Accused of witchcraft and satanist rituals, a brothel owner, Darkey Kelly was partially hanged and burnt at the stake, on Baggot Street in Dublin's city center.

For generations, Darkey Kelly was known in Dublin’s folk memory as the woman who was burned at the stake for witchcraft after she accused the Sheriff of Dublin, Luttrell, of fathering her baby. However, research has revealed that she could have been Ireland’s first serial killer and the story of witchcraft is completely false.
Darkey Kelly was executed for the murder of at least five men. Their bodies were found in a brothel she owned, in Dublin.
It had been thought that she was executed for witchcraft, in 1746, but research has shown that she was executed in public, on January 7, 1761. She was partially hanged and then publicly burnt alive on Baggot Street, in Dublin city center.

The producer of “No Smoke Without Hellfire” a community radio show on Dublin’s South 93.9 FM told her story on his show on the 250th anniversary of her death, in January 2011. He told the Evening Herald newspaper that he and fellow researcher Phil O’Grady had made these new discoveries having read contemporary newspapers in the National Archives.
He said, “This series debunks the tale, passed on down the centuries, that Simon Luttrell, known as Lord Carhampton, was the principal cause of her execution."

The old story goes that Darkey Kelly (whose name was Dorcas Kelly) ran the Maiden Tower brothel, in Copper Alley, off Fishamble Street. She became pregnant with the child of Dublin’s Sheriff Simon Luttrell, a member of the Hellfire Club. She demanded financial support from him.
Until now the story told was that he had responded by accusing her of witchcraft and killed her baby in a satanic ritual. The body was never found.
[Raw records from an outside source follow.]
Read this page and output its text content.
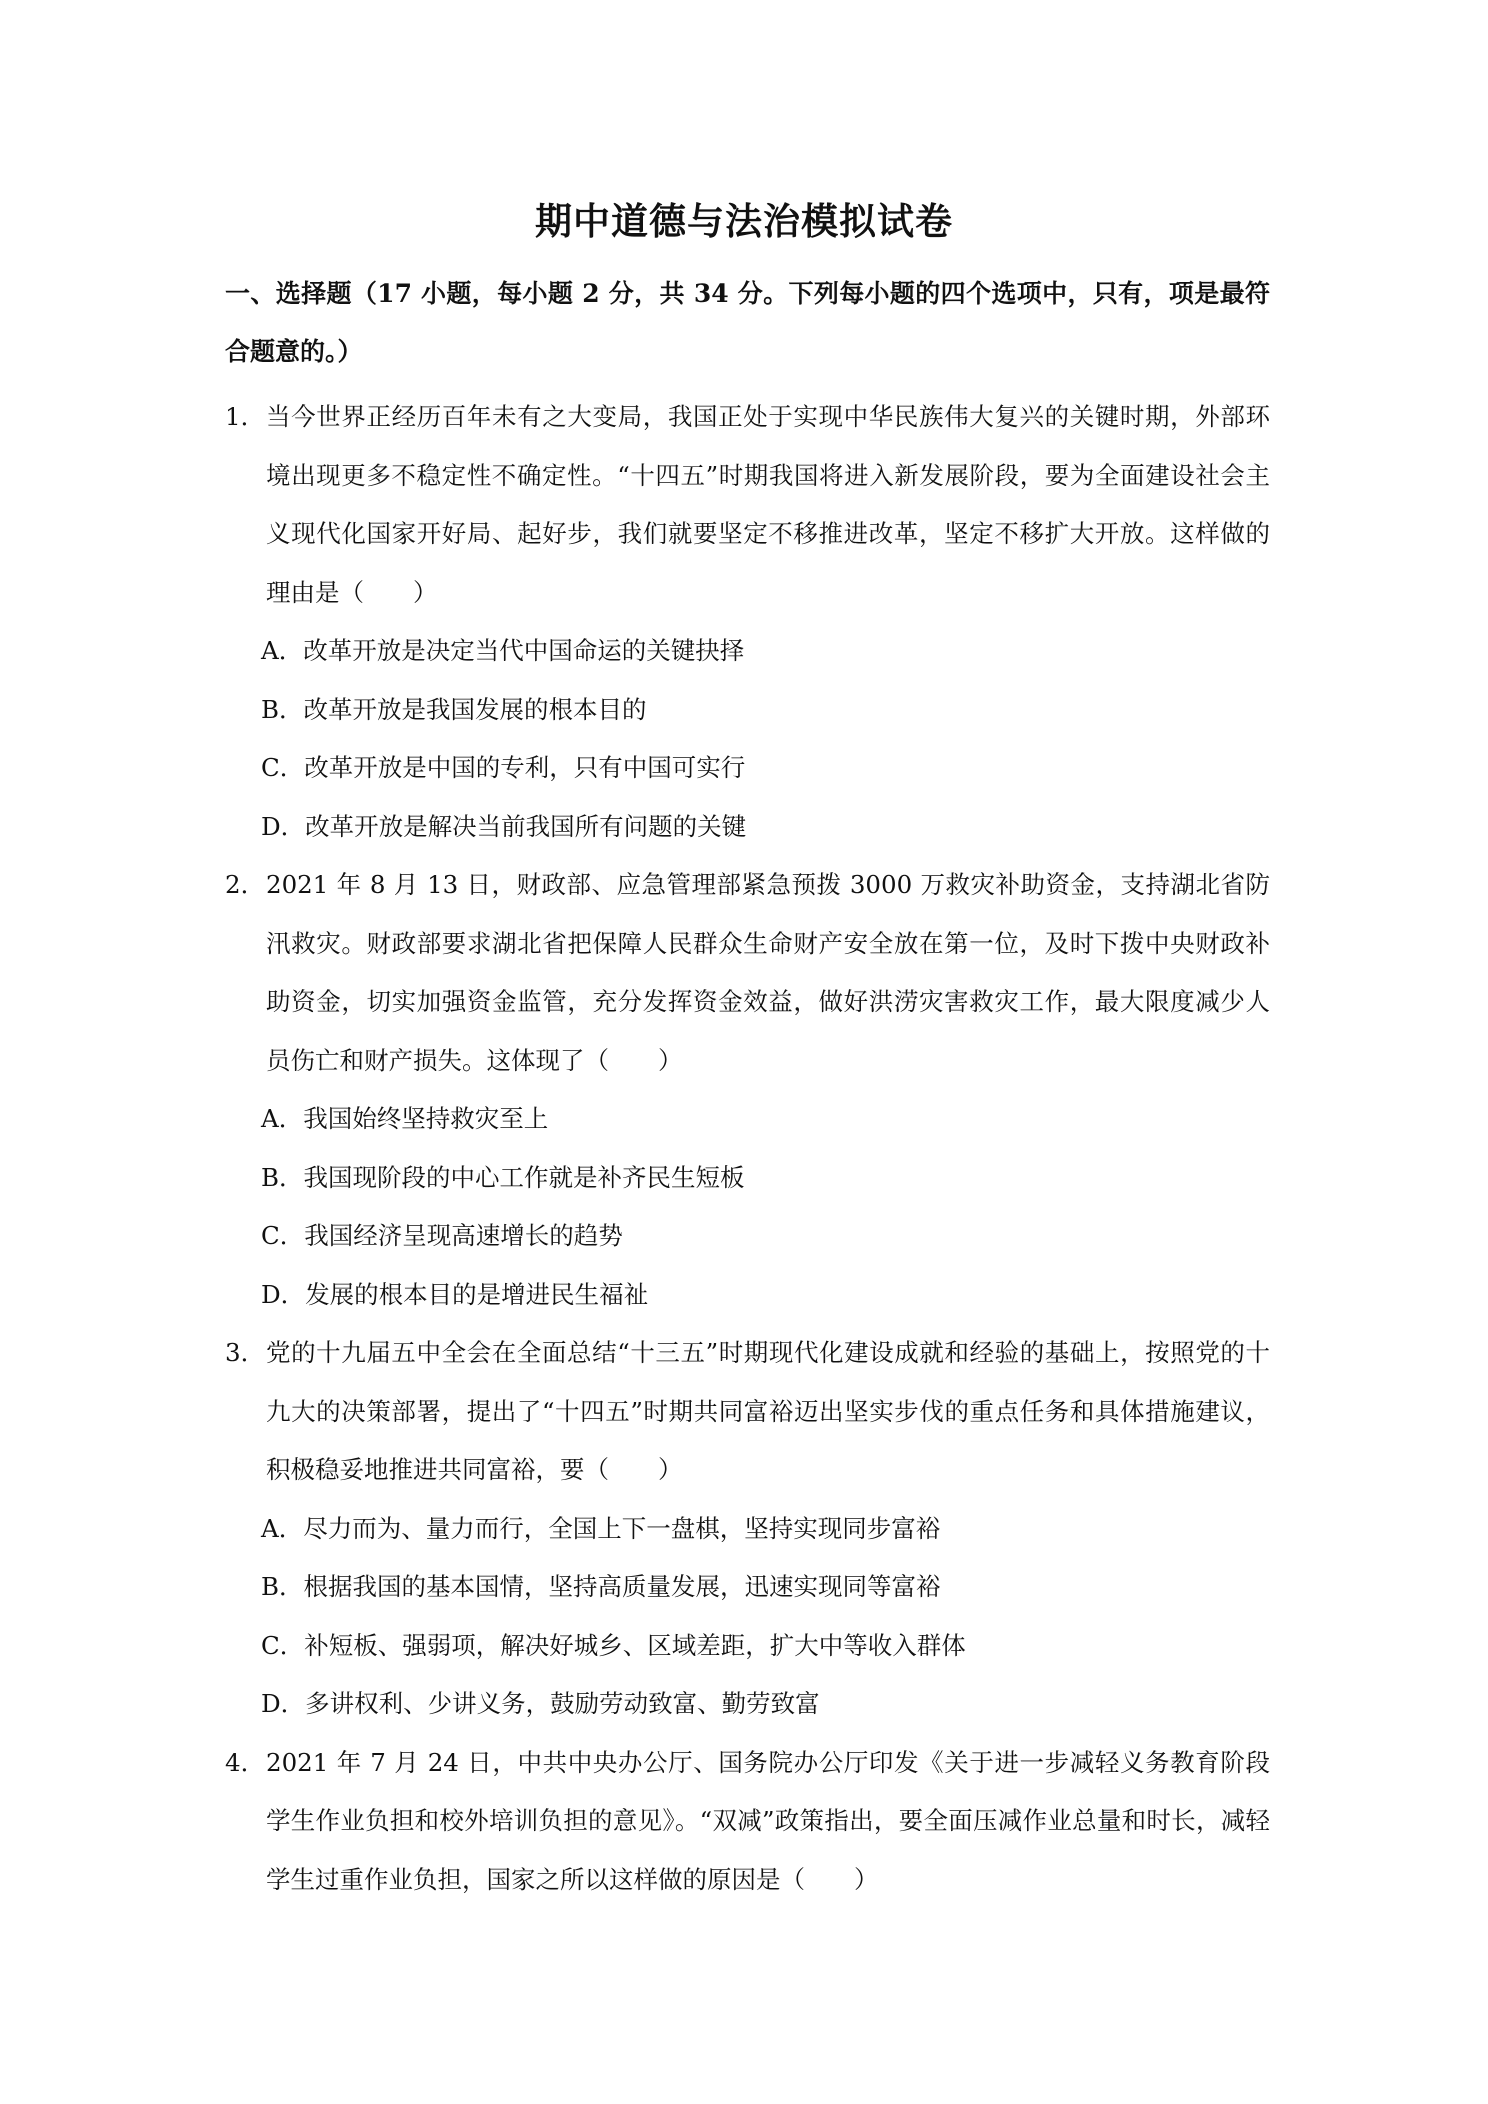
期中道德与法治模拟试卷
一、选择题（17 小题，每小题 2 分，共 34 分。下列每小题的四个选项中，只有，项是最符合题意的。）
1． 当今世界正经历百年未有之大变局，我国正处于实现中华民族伟大复兴的关键时期，外部环境出现更多不稳定性不确定性。“十四五”时期我国将进入新发展阶段，要为全面建设社会主义现代化国家开好局、起好步，我们就要坚定不移推进改革，坚定不移扩大开放。这样做的理由是（　　）
A． 改革开放是决定当代中国命运的关键抉择
B． 改革开放是我国发展的根本目的
C． 改革开放是中国的专利，只有中国可实行
D． 改革开放是解决当前我国所有问题的关键
2． 2021 年 8 月 13 日，财政部、应急管理部紧急预拨 3000 万救灾补助资金，支持湖北省防汛救灾。财政部要求湖北省把保障人民群众生命财产安全放在第一位，及时下拨中央财政补助资金，切实加强资金监管，充分发挥资金效益，做好洪涝灾害救灾工作，最大限度减少人员伤亡和财产损失。这体现了（　　）
A． 我国始终坚持救灾至上
B． 我国现阶段的中心工作就是补齐民生短板
C． 我国经济呈现高速增长的趋势
D． 发展的根本目的是增进民生福祉
3． 党的十九届五中全会在全面总结“十三五”时期现代化建设成就和经验的基础上，按照党的十九大的决策部署，提出了“十四五”时期共同富裕迈出坚实步伐的重点任务和具体措施建议，积极稳妥地推进共同富裕，要（　　）
A． 尽力而为、量力而行，全国上下一盘棋，坚持实现同步富裕
B． 根据我国的基本国情，坚持高质量发展，迅速实现同等富裕
C． 补短板、强弱项，解决好城乡、区域差距，扩大中等收入群体
D． 多讲权利、少讲义务，鼓励劳动致富、勤劳致富
4． 2021 年 7 月 24 日，中共中央办公厅、国务院办公厅印发《关于进一步减轻义务教育阶段学生作业负担和校外培训负担的意见》。“双减”政策指出，要全面压减作业总量和时长，减轻学生过重作业负担，国家之所以这样做的原因是（　　）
Darkey was then burnt at the stake.
Newspapers from the time revealed that Dorcas Kelly was accused of killing shoemaker, John Dowling. Investigators then found the bodies of five men hidden in the vaults of her brothel. After her execution, prostitutes rioted on Copper Alley.
McLoughlin said “Women in 18th-century Ireland were second-class citizens and the execution of prisoners reflected that blatant sexism.
"Men found guilty of murder were just hanged, whereas women were throttled first, then burnt alive."